- UB-148 at sea, a U-boat similar to UB-106.

History

German Empire
- Name: UB-106
- Ordered: 6 / 8 February 1917
- Builder: Blohm & Voss, Hamburg
- Cost: 3,714,000 German Papiermark
- Yard number: 312
- Launched: 21 July 1917
- Commissioned: 7 February 1918
- Fate: Sunk 15 March 1918, later raised; surrendered 26 November 1918; used for explosive trials and dumped on beach 1921; sold for scrap 1921

General characteristics
- Class & type: Type UB III submarine
- Displacement: 519 t (511 long tons) surfaced; 649 t (639 long tons) submerged;
- Length: 55.30 m (181 ft 5 in) (o/a)
- Beam: 5.80 m (19 ft)
- Draught: 3.70 m (12 ft 2 in)
- Propulsion: 2 × propeller shaft; 2 × MAN-Vulcan four-stroke 6-cylinder diesel engines, 1,085 bhp (809 kW); 2 × Siemens-Schuckert electric motors, 780 shp (580 kW);
- Speed: 13.3 knots (24.6 km/h; 15.3 mph) surfaced; 7.5 knots (13.9 km/h; 8.6 mph) submerged;
- Range: 7,420 nmi (13,740 km; 8,540 mi) at 6 knots (11 km/h; 6.9 mph) surfaced; 55 nmi (102 km; 63 mi) at 4 knots (7.4 km/h; 4.6 mph) submerged;
- Test depth: 50 m (160 ft)
- Complement: 3 officers, 31 men
- Armament: 5 × 50 cm (19.7 in) torpedo tubes (4 bow, 1 stern); 10 torpedoes; 1 × 8.8 cm (3.46 in) deck gun;

Service record
- Commanders: Oblt.z.S. Hugo Thielmann; 7 February – 18 March 1918; Oblt.z.S. Max Schmidt; 19 March – 11 November 1918;
- Operations: No patrols
- Victories: None

= SM UB-106 =

SM UB-106 was a German Type UB III submarine or U-boat in the German Imperial Navy (Kaiserliche Marine) during World War I. She was commissioned into the German Imperial Navy on 7 February 1918 as SM UB-104.

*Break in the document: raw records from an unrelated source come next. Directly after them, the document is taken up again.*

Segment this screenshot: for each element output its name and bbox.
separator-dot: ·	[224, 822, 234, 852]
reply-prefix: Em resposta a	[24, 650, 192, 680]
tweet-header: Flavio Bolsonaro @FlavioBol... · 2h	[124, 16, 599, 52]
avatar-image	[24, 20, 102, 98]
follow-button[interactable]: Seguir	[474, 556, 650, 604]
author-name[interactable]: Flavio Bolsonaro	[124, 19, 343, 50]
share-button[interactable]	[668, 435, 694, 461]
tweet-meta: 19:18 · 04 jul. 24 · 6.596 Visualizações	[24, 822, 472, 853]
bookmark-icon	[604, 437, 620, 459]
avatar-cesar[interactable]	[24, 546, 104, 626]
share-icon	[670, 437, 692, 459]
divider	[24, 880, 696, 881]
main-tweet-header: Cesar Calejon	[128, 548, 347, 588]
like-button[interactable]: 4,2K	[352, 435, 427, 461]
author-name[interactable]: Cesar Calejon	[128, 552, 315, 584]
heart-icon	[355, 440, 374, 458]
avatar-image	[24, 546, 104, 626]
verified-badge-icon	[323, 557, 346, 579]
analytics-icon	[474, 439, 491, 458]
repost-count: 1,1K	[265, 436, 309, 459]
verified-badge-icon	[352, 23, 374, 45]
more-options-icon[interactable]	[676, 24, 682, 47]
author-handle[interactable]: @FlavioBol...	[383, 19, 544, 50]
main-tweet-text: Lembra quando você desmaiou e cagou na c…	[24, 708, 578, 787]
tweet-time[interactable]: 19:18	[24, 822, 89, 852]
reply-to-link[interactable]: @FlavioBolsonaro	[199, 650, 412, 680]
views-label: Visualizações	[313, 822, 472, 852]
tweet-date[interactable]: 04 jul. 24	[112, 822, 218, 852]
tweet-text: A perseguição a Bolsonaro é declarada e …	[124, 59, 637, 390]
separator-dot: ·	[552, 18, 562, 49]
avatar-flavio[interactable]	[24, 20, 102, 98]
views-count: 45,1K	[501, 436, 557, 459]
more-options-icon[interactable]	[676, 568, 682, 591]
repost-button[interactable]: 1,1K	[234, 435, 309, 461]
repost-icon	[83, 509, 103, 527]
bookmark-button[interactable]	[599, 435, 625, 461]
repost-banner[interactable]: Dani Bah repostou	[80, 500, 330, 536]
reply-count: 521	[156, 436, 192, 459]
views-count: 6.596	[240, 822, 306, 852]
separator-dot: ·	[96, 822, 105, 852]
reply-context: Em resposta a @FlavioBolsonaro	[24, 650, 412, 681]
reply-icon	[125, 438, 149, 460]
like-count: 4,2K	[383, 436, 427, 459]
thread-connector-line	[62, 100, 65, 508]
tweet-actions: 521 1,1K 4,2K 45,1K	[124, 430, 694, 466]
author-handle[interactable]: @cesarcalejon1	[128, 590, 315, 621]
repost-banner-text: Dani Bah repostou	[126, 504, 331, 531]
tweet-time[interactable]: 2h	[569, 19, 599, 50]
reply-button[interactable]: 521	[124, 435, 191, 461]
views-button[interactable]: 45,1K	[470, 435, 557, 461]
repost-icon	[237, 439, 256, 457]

UB-106 was lost in an accident on 15 March 1918, but was later raised and recommissioned. She was surrendered to the Allies at Harwich on 26 November 1918. After passing into British hands, UB-97 was towed to Falmouth along with five other U-boats for use in a series of explosive test trials by the Royal Navy in Falmouth Bay, in order to find weaknesses in their design. Following her use during 13/17 January 1921, UB-106 was dumped on Castle Beach and sold to R. Roskelly & Rodgers on 19 April 1921 for scrap (for £125), and partially salvaged over the following decades, although parts remain in situ.

==Construction==

She was built by Blohm & Voss of Hamburg and following just under a year of construction, launched at Hamburg on 21 July 1917. UB-106 was commissioned early the next year under the command of Oblt.z.S. Hugo Thielmann. Like all Type UB III submarines, UB-106 carried 10 torpedoes and was armed with a 8.8 cm deck gun. UB-106 would carry a crew of up to 3 officer and 31 men and had a cruising range of 7,420 nmi. UB-106 had a displacement of 519 t while surfaced and 649 t when submerged. Her engines enabled her to travel at 13.3 kn when surfaced and 7.4 kn when submerged.